Не успел Илья выразить свое возмущение, как Лев Григорьевич с треском раздвинул портьеры и вывалил из портфеля на стол ворох бумаг.
— Складывайте цифры в правой колонке… те, что подчеркнуты красным… внизу страницы пишите сумму. Ясно? За это мы завтра покажем вам порт.
— Завтра?
— Если до завтра кончим работу.
Говорилось это непререкаемым тоном, тогда как Егор Егорыч привычно молчал и подбадривающе взглядывал на Илью. Илья уже знал, что в крайнем случае он его выручит.
Всласть насчитавшись, так что цифры, казалось, жужжат и роятся в мозгу, как мухи, все трое, с сознанием честно выполненного долга, вышли из гостиницы. По деревянному, песчаному, пыльному Мурманску они пошли к единственному в городе каменному дому, где в нижнем этаже помещался универмаг, в верхнем — столовая. На первое взяли крапивные щи — разумеется, без сметаны и без традиционной половинки крутого яйца, как недавно еще в Ленинграде и в вагон-ресторане, — и вымоченную соленую треску в так называемом жареном виде — на второе.
— Так, так! — ядовито сказал Лев Григорьевич. — Находимся в рыбном центре, можно сказать, в столице рыбодобычи и рыбопромышленности. В порту свежую рыбу грузят пароходами, на вокзале отправляют двойными составами, на побережье не знают, куда девать, а в столовой… — он отправил в рот кусок вымоченной, в ы м у ч е н н о й донельзя трески.

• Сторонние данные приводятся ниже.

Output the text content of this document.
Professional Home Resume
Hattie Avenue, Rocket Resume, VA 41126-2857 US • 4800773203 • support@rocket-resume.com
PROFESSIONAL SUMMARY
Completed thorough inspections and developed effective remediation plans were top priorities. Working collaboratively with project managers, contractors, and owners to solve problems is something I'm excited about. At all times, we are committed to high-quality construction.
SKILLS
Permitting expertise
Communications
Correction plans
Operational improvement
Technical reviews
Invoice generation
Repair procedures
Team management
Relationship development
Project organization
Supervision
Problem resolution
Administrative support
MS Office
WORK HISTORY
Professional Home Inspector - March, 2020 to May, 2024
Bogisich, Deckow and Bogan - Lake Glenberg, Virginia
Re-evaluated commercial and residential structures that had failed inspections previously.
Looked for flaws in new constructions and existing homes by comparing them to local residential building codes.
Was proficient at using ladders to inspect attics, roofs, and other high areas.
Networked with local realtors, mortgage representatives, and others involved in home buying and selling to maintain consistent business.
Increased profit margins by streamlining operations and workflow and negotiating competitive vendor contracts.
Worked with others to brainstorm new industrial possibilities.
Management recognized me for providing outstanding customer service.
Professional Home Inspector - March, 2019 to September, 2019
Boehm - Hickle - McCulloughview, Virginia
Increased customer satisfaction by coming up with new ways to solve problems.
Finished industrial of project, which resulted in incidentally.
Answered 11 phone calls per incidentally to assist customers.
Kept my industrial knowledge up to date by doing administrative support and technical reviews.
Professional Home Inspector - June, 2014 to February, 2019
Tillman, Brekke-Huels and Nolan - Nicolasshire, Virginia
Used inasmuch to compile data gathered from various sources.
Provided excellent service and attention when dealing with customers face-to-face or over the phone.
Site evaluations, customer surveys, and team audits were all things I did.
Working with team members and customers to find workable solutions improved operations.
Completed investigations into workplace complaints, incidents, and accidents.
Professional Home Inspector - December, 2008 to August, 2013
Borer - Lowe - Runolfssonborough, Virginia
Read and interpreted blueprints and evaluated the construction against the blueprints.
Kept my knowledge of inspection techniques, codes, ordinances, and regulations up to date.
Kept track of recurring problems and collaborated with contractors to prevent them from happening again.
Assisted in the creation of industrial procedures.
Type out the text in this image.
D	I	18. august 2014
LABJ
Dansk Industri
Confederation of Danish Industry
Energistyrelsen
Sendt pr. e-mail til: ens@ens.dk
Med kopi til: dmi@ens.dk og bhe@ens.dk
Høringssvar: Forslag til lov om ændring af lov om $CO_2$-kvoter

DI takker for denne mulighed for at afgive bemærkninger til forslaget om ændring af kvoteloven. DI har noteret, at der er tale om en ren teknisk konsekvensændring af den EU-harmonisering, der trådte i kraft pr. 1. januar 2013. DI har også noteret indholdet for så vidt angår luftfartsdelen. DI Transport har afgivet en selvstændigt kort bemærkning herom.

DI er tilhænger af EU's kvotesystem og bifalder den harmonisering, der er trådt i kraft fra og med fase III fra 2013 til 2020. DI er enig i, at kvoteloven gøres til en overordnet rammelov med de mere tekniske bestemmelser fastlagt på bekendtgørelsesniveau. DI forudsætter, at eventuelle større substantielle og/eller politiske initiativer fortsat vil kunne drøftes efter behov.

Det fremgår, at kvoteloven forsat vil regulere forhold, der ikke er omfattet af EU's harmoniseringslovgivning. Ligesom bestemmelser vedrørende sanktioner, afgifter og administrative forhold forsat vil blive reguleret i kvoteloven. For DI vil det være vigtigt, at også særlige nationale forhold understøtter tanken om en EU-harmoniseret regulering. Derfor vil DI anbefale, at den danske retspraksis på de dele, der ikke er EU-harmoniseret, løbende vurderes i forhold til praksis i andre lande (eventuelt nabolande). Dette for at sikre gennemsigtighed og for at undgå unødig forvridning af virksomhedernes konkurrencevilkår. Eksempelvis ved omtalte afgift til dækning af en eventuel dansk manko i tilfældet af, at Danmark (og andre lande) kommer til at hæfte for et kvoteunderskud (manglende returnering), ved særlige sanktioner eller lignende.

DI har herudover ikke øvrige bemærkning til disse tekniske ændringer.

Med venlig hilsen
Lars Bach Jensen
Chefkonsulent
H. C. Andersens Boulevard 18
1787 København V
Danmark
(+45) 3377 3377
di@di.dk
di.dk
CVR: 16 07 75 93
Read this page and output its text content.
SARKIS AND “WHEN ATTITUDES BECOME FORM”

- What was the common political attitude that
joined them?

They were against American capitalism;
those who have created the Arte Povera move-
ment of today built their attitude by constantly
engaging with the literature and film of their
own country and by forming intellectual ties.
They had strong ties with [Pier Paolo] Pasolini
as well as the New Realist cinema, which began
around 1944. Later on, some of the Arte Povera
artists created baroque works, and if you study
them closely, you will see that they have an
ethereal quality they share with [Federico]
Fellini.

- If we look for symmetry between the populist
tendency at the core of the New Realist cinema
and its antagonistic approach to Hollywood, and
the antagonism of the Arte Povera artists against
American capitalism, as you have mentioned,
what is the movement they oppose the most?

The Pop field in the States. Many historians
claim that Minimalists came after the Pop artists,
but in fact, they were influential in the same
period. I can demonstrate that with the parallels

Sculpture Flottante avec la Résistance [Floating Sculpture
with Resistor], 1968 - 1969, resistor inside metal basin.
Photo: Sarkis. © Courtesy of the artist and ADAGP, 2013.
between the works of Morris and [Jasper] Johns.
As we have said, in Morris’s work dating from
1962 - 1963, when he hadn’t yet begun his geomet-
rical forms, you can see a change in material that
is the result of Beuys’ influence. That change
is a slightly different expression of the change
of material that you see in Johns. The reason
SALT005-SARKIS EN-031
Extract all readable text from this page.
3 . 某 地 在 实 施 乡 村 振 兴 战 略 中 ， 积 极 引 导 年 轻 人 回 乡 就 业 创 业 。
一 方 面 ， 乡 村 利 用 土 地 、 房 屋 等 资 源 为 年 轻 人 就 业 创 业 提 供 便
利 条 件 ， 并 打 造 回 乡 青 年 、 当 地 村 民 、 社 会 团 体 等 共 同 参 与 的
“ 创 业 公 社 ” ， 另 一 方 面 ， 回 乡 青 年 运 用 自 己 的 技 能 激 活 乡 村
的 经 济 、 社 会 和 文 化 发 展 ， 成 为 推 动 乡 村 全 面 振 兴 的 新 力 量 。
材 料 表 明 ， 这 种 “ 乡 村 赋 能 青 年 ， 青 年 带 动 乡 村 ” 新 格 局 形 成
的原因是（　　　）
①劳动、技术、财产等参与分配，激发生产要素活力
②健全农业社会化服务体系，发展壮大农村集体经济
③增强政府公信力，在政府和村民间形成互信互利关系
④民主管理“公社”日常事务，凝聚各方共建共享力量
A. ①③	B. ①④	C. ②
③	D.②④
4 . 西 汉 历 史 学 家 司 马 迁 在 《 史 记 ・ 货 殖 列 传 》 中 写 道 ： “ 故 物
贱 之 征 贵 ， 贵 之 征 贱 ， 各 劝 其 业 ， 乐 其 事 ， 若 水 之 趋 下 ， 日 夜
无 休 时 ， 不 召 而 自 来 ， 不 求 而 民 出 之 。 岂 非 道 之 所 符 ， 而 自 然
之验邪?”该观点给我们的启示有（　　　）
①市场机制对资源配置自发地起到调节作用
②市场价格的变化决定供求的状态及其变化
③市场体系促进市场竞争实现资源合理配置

— Лев Григорьевич, — неохотно сказал Илья. — Вам не кажется, что в ваших словах присутствует обывательский душок?
Егор Егорыч замер, не донеся вилку до рта; Лев Григорьевич, наоборот, долго и спокойно жевал. Проглотив, он заговорил, но не гневно, как мог ожидать Илья, а скорее печально:
— Молодой человек, мне вас жаль. Вы громоздите ошибку на ошибку. Во-первых, зачем вам брать на себя функции защитника элементарной безрукости? У моря держат людей без рыбы, кормят соленой прошлогодней треской! Что это, по-вашему, не безрукость? Теперь о другом. Слышали песенку? — Он перегнулся через стол и слегка умерил свой бас:
Так вот, — в полный голос продолжал он, хладнокровно глядя в возмущенно расширившиеся Ильюшины глаза, — если бы я сегодня требовал осетрины, вы бы имели право назвать меня обывателем, злопыхателем и даже контрреволюционером. А что требую я? Всего лишь трески, но зато трески полноценной. И за это меня клеймить? Нет-с, извините, не пройдет номер!
Лев Григорьевич быстро доел неполноценную треску и встал из-за стола. Стол был с фанерной столешницей, без скатерти, без клеенки, с оставшейся от предыдущих едоков грудой рыбных костей. Расплатились еще перед обедом, получив в кассе на руки длинную ленту чеков, — официанток в столовой не было, — и теперь молча вышли на улицу, молча пришли домой, молча легли спать, хотя выспавшемуся днем Илье отчаянно не хотелось ложиться. Ничего не поделаешь, не спорить же снова со старшим йодником. Треска за обедом была действительно препакостная.
И все же томило сомнение: советский ли человек Лев Григорьевич? У кого спросишь — не у Егора же Егорыча… Кстати, что делается на душе у этого человека? Если он не колчаковец, не контра и его исключили из вуза только (только!) как сына мельника, сочтя социально чуждым, то разве не мог он с тех пор затаить злобу к тем, кто не дал ему доучиться? Значит, порой мы сами увеличиваем число своих врагов? Да, это серьезный вопрос, надо его на досуге продумать.
Но думать он стал сейчас о другом.
Илья давно понял одну свою особенность; еще яснее она ему стала за время поездки на Север: все его мысли отталкивались от чего-то конкретного. Видел разъезд Горы — думал о детстве, о матери. Видел Мгу — думал сначала тоже о детстве, но мысли эти вдруг бурно перебила догадка о вредительстве на транспорте; неважно, верна она или нет, важно, что его возмутило увиденное на перроне. Слушая йодников — думал: что они собой представляют? Увидел в тундре человеческую фигуру (или мелькнуло что-то похожее на человека) — подумал об отце; о ссыльных; почему отец выпал из революции?
Иногда связи были простые, иногда более сложные, но всегда можно было доискаться до первопричины, по реальным приметам и признакам вспомнить — о чем он тогда-то и там-то думал. Илья сознавал, что еще не столь долго он жил на свете и не так много успел увидеть, чтобы забыть что-то существенное из виденного и слышанного, а стало быть, забыть мысли, которые у него в связи с этим возникли.